Similarly, it does not use the ICS ops database or any online code to facilitate offline development and studies, e.g. on a laptop.

Installation

Get a copy of the code:

git clone https://github.com/desihub/desimeter

If you want to use desimeter but don't intend to actively develop it:

cd desimeter
python setup.py install

For developers, we recommend adding desimeter/py to $PYTHONPATH and desimeter/bin to $PATH instead of installing desimeter.

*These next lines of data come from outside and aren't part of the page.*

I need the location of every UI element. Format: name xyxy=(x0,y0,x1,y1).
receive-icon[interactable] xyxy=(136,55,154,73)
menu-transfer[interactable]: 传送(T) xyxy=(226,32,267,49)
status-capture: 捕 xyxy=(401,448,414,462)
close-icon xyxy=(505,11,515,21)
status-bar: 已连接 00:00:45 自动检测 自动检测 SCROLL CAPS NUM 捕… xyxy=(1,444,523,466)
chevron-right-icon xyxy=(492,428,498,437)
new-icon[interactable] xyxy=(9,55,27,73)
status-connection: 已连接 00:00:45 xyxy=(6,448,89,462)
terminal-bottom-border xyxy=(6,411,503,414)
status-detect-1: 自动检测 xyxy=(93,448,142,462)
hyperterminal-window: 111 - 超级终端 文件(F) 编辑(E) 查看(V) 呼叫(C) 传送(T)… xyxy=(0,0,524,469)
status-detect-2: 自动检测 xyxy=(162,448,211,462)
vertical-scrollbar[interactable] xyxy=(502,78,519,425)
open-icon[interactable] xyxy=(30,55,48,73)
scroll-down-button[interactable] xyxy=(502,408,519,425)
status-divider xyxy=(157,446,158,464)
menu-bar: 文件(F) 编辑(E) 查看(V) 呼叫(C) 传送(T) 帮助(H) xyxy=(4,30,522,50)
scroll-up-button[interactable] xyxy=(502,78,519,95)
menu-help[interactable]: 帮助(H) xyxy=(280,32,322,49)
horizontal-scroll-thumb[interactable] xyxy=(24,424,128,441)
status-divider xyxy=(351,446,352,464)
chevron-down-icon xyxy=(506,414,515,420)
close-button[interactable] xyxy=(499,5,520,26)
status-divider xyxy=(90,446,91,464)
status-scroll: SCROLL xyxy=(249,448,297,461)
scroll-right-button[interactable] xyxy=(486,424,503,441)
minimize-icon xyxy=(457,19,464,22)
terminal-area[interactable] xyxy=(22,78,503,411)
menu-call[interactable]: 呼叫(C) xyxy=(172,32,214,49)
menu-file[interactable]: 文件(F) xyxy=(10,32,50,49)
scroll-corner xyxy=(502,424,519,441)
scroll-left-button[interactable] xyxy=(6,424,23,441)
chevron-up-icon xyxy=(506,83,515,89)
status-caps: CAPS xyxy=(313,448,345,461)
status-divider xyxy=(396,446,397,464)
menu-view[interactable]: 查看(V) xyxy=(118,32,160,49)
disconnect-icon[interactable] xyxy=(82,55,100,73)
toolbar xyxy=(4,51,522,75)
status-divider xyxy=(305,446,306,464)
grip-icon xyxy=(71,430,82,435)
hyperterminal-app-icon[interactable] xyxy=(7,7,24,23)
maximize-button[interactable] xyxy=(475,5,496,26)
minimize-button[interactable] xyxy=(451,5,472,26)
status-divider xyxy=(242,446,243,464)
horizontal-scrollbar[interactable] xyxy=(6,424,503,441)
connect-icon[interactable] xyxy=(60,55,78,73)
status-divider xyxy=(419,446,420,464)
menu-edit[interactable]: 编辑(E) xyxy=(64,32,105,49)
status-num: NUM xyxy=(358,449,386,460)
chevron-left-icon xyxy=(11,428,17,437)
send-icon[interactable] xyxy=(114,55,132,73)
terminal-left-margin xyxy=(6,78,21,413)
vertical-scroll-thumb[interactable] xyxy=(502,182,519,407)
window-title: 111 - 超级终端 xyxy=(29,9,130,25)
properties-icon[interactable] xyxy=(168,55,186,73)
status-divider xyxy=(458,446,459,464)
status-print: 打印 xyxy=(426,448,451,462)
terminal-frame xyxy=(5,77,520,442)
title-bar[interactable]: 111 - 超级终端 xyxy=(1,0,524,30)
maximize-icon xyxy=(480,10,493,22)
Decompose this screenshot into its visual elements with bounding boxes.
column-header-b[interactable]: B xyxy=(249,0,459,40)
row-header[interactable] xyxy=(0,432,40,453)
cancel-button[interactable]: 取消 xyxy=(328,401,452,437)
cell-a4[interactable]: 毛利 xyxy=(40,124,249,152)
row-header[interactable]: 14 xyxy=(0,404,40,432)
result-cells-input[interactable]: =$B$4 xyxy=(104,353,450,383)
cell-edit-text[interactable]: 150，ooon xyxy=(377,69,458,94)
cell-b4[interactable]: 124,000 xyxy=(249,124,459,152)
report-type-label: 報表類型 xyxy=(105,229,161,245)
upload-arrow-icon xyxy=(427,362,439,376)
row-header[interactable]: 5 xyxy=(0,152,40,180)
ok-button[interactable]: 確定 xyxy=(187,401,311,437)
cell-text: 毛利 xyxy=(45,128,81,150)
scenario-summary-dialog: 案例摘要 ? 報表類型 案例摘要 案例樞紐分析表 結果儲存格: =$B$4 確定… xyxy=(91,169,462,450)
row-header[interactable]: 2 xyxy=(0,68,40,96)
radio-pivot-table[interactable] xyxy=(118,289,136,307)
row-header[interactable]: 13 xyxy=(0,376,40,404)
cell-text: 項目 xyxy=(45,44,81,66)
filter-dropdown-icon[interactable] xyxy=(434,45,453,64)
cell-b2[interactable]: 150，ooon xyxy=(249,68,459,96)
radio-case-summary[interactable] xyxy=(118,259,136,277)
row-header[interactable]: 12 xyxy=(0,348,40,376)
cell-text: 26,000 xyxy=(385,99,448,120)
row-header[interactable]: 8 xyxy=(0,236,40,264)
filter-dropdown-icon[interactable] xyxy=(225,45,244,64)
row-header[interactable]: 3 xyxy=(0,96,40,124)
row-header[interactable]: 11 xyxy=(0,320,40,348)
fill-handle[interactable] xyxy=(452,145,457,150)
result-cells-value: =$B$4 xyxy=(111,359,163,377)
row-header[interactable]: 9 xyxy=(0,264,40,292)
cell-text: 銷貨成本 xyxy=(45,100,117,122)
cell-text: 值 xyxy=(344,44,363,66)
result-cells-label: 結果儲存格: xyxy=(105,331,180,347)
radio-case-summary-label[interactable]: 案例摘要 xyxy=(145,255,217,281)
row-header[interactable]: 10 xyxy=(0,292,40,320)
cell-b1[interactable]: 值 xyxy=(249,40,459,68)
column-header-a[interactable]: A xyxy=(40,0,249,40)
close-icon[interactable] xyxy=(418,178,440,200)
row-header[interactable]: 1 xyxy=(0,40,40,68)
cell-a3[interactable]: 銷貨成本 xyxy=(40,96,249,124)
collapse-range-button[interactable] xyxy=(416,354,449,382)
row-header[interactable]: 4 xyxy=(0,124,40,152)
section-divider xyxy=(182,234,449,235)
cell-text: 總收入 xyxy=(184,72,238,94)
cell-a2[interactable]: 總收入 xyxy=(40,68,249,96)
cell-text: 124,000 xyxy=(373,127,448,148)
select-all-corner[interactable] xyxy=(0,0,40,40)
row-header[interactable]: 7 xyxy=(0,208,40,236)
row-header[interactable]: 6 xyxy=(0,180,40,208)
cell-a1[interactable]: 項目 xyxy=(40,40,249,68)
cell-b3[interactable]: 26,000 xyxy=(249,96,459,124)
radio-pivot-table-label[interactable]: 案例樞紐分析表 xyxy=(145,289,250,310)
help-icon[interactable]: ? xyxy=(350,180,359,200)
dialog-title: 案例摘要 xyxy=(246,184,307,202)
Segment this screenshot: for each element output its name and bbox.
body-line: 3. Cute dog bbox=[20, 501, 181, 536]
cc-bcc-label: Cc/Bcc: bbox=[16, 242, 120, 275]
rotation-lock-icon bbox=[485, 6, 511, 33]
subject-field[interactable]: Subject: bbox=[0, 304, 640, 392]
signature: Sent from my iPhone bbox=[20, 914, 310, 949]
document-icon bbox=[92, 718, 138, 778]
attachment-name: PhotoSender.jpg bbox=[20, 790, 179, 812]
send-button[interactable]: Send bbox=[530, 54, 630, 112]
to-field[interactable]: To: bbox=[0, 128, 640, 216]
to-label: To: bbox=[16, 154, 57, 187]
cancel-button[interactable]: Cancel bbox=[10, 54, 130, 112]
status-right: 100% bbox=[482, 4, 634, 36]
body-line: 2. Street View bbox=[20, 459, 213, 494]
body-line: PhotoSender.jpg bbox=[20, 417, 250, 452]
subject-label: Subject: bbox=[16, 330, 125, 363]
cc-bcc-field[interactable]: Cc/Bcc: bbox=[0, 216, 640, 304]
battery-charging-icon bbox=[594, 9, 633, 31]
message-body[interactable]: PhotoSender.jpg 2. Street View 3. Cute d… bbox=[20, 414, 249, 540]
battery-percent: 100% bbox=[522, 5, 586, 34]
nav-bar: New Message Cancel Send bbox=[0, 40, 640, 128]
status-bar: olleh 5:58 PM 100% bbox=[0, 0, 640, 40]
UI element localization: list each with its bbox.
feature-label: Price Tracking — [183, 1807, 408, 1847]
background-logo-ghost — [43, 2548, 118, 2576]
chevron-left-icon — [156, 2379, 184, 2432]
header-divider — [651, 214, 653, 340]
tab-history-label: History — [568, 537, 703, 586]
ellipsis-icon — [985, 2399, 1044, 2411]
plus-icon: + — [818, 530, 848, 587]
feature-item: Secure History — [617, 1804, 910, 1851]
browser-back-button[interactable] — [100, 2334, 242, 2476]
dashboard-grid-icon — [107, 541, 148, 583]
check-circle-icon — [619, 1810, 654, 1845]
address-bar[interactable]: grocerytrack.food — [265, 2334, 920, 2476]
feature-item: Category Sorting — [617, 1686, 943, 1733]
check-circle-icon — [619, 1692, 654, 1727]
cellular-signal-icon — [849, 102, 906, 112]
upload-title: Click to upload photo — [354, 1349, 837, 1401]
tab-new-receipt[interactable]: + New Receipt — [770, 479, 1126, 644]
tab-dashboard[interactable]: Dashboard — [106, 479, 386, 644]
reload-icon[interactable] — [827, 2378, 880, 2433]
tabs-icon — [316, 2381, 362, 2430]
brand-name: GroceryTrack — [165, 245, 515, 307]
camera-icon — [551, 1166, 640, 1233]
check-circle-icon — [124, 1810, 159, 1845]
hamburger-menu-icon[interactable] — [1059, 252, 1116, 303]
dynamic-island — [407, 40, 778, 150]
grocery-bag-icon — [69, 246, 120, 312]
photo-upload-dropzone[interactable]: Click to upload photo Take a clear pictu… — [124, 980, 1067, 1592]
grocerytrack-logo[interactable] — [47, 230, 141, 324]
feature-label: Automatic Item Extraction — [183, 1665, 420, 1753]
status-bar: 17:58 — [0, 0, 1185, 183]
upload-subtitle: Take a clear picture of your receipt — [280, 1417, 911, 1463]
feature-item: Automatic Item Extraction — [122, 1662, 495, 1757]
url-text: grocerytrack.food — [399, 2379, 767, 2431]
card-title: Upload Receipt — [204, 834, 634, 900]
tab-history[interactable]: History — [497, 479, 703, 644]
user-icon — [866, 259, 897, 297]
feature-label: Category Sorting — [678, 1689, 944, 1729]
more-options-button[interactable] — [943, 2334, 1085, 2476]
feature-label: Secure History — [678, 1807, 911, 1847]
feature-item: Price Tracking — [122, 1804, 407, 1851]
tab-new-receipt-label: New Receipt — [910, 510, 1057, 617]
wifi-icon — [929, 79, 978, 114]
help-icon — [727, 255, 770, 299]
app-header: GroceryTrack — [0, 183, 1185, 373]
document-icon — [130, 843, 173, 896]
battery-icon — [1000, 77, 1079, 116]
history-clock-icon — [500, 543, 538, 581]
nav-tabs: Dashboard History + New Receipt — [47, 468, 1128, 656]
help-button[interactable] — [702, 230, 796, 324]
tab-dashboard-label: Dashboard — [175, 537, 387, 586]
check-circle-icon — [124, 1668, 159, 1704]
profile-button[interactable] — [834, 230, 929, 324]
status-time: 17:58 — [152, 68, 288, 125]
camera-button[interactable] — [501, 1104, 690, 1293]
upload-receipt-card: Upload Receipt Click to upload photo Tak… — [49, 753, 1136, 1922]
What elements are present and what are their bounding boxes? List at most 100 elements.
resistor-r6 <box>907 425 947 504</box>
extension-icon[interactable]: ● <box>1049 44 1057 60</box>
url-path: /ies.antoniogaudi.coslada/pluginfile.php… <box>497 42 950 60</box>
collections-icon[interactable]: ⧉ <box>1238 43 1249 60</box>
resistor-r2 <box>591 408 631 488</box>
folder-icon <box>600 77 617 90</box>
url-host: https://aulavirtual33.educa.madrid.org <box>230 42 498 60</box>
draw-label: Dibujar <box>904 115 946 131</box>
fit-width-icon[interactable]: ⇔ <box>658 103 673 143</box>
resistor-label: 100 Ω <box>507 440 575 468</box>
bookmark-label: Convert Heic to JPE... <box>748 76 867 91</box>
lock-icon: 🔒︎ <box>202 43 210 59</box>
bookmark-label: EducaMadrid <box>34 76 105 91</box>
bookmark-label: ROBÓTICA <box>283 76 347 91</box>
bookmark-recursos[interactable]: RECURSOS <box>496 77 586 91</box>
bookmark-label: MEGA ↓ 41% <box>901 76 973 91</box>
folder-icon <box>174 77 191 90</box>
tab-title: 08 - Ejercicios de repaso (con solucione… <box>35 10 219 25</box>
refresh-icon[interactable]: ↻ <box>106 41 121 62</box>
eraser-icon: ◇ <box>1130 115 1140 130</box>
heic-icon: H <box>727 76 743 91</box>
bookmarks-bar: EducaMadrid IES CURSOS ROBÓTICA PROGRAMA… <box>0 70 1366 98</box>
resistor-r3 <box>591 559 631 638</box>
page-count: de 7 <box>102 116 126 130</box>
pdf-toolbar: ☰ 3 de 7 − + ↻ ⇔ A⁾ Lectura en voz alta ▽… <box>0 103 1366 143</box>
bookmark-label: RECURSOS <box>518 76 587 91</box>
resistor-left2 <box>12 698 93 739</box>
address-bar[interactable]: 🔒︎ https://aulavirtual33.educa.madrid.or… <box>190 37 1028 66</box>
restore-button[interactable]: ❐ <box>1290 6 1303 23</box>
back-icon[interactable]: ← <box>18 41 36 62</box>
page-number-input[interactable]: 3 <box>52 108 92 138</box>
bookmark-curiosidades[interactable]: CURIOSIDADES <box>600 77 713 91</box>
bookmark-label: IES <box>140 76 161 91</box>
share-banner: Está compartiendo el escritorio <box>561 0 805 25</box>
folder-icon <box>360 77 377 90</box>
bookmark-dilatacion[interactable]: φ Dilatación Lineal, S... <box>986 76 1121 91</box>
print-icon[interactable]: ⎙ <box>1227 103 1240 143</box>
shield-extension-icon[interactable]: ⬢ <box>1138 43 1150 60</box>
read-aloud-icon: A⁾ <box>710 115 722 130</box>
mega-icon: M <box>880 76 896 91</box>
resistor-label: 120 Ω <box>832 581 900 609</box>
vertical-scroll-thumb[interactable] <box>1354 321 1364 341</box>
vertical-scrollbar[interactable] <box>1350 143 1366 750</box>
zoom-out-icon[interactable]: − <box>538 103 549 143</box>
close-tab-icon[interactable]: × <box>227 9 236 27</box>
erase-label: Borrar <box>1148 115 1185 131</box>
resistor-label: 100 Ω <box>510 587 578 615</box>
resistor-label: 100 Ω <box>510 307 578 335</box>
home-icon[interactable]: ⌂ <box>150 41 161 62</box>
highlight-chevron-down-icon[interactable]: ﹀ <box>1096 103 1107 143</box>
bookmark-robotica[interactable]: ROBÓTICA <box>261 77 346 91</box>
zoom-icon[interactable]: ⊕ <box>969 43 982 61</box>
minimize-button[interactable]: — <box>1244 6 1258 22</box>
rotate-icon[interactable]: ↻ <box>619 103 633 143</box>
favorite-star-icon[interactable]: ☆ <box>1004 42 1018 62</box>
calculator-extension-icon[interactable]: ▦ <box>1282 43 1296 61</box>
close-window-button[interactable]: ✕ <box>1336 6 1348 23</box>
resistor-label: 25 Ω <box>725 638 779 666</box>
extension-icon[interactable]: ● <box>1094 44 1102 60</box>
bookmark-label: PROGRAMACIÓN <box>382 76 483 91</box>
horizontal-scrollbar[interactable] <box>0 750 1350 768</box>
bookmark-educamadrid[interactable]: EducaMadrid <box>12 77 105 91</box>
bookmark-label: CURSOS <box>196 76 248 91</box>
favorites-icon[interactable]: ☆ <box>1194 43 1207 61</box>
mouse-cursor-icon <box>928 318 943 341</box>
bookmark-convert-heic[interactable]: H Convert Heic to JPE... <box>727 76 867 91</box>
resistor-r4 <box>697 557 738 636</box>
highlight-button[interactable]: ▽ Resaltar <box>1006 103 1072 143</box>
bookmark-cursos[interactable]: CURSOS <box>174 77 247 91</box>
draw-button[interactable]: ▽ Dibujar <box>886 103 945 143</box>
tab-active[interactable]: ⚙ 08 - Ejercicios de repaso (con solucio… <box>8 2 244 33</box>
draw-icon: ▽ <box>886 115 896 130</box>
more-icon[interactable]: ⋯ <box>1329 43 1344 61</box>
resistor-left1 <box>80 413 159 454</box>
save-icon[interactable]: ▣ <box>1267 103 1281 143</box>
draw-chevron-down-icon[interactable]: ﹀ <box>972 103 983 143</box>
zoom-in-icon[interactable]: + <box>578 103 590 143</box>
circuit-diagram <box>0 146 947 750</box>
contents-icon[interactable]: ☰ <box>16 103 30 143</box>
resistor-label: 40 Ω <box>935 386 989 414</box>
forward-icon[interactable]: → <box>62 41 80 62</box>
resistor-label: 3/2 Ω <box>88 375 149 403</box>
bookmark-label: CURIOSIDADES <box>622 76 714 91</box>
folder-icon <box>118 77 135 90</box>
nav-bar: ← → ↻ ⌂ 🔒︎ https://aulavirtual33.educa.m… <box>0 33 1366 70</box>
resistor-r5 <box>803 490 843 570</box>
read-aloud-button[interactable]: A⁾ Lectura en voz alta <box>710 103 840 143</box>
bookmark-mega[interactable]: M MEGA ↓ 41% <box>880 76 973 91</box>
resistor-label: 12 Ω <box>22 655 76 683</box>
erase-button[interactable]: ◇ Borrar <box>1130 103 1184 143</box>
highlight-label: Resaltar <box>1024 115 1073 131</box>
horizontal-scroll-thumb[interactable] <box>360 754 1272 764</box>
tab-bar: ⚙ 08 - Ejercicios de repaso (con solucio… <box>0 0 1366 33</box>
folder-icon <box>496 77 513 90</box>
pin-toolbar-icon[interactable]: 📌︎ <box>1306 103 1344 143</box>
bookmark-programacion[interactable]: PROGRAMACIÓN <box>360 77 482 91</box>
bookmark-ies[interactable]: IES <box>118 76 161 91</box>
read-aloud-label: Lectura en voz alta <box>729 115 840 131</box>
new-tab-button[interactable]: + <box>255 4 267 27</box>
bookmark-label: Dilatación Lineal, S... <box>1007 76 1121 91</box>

To cause desimeter to use alternate metrology data (e.g., the spare petal1 rather than the petals at KPNO), set an environment variable like DESIMETER_DATA=<yourpath>/desimeter/py/desimeter/data/lbl-petal1

For developers in a Windows + Anaconda environment, add a new user variable PYTHONPATH in the Environment Variables GUI editor. Include the path (for your machine) ending in desimeter\py in the Value field. (Note: after an admittedly non-exhaustive search, no obvious equivalent was found for adding desimeterbin to Path. You'll have to type out python <full path to command> at the Anaconda Prompt terminal.)

Other Notes

desimeter is a work in progress and we expect that class names and module organization will change.